A pioneer of the Mono-ha movement in Japan, Lee Ufan developed a sculptural practice in the 1960s that explored the tension between natural and man-made materials and the dialogue between object and space. In 1972 he changed the titles of the works that he had made up to that point to Relatum, referring to a concept in Heideggerian philosophy, which conveyed the artist’s interest in contingent circumstances. His use of “Relatum” can be compared to the frequent use of “untitled” by American Minimal artists.
Developed in close association with the artist, the exhibition at Dia:Beacon in New York reveals Lee’s desire to present the world “as-it-is,” through the relationships between natural and man-made materials and encounters between objects, viewers, and space. The exhibition features five large-scale works, including three recently acquired installations Relatum (formerly System, 1969), Relatum (formerly Language, 1971), and Relatum (1974).
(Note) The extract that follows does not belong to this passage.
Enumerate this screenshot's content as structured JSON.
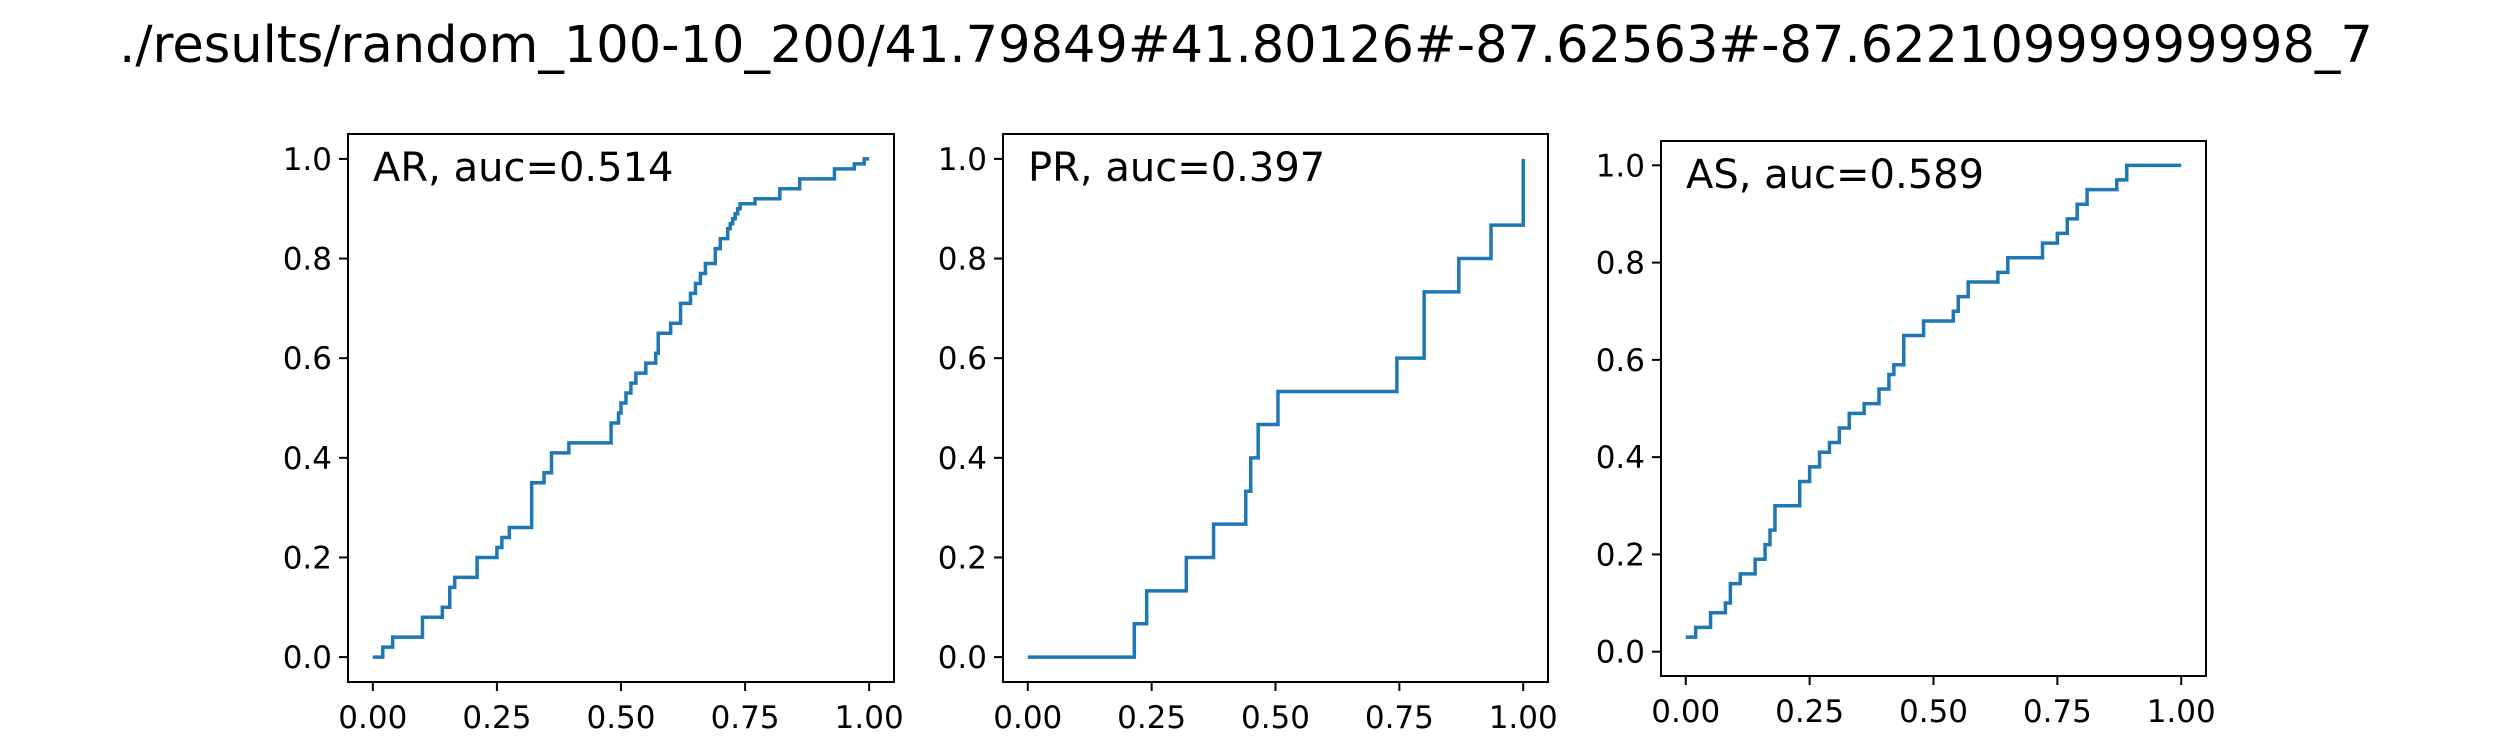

Lee’s work will be placed within the context of his peers who developed Minimal, Postminimal, and Land art practices contemporaneously, such as Michael Heizer, Donald Judd, Robert Smithson, and Michelle Stuart, tracing the formal, material, and conceptual relationships between these artists in Dia’s galleries for the first time. Opening on May 5, 2019, the exhibition will be on view for two years, encouraging long-term public and scholarly engagement with Lee’s work.